Higgins to speak at Brown AME
Published 6:40 pm Friday, December 26, 2014
The Brown Chapel AME Church is welcoming a special guest Sunday, as Judge Pamela Robinson Higgins will serve as guest speaker during the morning service.
Higgins is making her way to Selma from Montgomery to preach to the congregation Sunday, Dec. 28 at 10:45 a.m.
“We are enormously happy of her being able to come and speak,” said Leodis Strong, the pastor at Brown Chapel AME Church. “She’s not only speaking … she’s preaching.”
Higgins is an ordained deacon and is a member of St. Paul AME Church in Montgomery. She serves as a district judge of the 15th judicial circuit in Montgomery. She is a graduate of St. Jude Educational Institute and holds a Bachelor of Arts degree from the University of Alabama, a Juris Doctorate Degree from Walter F. George School of Law, Mercer University.

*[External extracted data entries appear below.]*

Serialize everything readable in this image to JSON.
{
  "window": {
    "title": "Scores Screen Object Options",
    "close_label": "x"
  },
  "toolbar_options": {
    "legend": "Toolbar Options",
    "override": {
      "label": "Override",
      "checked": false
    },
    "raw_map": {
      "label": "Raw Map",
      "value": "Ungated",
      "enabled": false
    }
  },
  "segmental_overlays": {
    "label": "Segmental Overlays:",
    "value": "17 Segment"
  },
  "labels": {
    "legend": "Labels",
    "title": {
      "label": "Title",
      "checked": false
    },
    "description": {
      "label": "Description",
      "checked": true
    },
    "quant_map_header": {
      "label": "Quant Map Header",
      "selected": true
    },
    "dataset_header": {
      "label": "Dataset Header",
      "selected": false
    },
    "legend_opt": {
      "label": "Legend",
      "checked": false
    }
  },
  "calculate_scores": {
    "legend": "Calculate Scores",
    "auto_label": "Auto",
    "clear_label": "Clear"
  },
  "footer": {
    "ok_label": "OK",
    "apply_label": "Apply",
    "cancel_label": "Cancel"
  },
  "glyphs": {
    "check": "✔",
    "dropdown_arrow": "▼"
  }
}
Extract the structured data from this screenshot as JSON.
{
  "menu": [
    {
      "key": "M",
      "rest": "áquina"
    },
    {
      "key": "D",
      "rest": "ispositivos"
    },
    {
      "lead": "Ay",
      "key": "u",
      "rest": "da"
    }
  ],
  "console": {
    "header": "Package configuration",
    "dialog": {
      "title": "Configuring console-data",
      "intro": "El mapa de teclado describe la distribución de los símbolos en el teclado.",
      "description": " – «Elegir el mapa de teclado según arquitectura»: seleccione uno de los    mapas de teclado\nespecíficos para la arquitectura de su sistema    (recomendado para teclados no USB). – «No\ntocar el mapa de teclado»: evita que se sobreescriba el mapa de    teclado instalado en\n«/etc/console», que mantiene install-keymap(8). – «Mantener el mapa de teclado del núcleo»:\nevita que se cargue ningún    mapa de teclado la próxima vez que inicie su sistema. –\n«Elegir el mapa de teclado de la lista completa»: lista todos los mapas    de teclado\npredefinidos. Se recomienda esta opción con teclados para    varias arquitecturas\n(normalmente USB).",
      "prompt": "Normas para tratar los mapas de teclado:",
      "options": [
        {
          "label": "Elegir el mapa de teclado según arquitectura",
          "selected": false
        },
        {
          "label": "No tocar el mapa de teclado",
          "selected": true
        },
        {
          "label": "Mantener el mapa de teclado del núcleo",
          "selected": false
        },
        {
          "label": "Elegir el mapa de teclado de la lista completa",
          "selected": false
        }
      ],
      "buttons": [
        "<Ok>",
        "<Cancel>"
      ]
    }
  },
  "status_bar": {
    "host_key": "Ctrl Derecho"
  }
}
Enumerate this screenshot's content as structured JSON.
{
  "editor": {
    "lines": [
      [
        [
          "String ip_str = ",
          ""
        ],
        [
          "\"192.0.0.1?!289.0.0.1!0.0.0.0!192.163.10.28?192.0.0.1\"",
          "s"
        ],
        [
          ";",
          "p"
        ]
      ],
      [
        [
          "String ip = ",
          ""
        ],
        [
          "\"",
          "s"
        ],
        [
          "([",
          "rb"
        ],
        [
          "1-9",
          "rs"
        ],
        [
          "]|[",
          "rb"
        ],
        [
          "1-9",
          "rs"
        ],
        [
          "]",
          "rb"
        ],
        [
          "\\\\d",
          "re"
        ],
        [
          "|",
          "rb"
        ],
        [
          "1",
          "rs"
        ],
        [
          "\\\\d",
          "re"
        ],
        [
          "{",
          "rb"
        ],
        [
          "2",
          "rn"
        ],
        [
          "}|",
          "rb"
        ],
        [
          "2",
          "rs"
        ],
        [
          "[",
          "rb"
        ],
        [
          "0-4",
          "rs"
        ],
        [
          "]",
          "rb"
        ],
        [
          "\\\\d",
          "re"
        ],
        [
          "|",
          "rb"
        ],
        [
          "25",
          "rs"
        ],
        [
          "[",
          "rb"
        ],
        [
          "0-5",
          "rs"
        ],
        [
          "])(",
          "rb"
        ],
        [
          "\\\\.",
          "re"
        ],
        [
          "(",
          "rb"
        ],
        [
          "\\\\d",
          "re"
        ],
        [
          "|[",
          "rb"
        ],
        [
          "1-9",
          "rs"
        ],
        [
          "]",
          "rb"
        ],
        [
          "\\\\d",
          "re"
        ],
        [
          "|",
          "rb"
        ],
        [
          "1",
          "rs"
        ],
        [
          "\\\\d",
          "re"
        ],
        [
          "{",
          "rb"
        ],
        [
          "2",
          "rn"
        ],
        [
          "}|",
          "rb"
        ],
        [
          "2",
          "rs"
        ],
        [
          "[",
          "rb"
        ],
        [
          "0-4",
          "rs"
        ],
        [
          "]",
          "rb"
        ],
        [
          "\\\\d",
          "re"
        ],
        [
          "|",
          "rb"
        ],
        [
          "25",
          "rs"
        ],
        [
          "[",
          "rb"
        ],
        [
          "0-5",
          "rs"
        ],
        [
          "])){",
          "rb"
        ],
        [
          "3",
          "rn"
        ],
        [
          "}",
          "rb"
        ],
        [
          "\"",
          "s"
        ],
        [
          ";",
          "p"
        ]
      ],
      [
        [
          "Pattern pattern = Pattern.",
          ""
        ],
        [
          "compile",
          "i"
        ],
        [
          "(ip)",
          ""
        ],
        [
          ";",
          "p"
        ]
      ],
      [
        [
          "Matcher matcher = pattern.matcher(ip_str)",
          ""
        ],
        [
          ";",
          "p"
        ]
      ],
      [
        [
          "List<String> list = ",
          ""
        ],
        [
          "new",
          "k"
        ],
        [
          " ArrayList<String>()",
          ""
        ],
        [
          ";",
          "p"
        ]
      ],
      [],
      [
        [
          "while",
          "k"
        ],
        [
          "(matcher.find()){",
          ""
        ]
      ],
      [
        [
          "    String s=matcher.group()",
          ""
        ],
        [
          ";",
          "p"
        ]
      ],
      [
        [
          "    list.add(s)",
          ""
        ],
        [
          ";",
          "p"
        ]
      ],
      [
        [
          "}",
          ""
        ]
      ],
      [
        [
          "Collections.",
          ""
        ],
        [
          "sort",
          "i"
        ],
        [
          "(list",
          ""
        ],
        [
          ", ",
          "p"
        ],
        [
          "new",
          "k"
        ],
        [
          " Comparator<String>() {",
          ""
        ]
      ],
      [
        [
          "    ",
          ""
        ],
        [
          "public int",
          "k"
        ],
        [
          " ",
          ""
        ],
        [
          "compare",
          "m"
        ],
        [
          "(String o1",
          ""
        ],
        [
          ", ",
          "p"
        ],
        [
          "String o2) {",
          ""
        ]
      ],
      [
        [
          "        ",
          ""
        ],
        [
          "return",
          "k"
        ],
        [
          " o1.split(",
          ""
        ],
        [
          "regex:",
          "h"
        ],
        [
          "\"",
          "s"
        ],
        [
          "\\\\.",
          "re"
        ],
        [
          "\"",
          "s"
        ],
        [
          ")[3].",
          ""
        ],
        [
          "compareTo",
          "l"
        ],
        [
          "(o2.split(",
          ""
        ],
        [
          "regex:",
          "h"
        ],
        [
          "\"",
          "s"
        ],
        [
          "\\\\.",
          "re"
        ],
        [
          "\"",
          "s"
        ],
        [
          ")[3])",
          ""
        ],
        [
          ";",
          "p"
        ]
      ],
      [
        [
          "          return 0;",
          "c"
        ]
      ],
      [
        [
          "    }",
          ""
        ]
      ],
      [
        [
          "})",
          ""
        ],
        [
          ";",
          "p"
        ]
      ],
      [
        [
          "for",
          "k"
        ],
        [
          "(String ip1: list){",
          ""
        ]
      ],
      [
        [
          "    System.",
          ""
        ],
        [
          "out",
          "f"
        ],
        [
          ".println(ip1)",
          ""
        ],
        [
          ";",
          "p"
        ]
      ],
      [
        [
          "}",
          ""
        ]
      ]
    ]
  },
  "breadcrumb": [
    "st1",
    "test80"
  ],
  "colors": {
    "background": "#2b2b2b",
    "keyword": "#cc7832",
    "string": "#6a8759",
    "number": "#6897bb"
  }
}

“Her commitment to the dispensation on justice is paralleled by her commitment to God and to speaking on his behalf,” Strong said. “We’re very happy that a person of her stature carries that type of commitment to God and is willing and able to come and speak for us.”
Strong thinks she will have a positive influence on the members.
“Hopefully, there are persons who will look at her and see and be inspired and be motivated by that type of duel parallelism in her life in terms of commitment to God as well as her commitment to education, to doing what is right and has been highly effective at it too,” Strong said.
“In the context of the worship service, and on youth Sunday, it means that she is a shining role model who has been able to navigate through challenges in so many areas.”
With the 50th anniversary of the Selma to Montgomery march coming up, Strong said Higgins is a good example of the good that came out of the march.
“I think what is does within the overall framework as we look forward to bloody Sunday, … her success was made possible by everything that came out of that,” Strong said.
“She’s an excellent individual, and excellent example of what has been achieved and yet a reminder of what remains to be done.”
The public is invited to attend the service Sunday.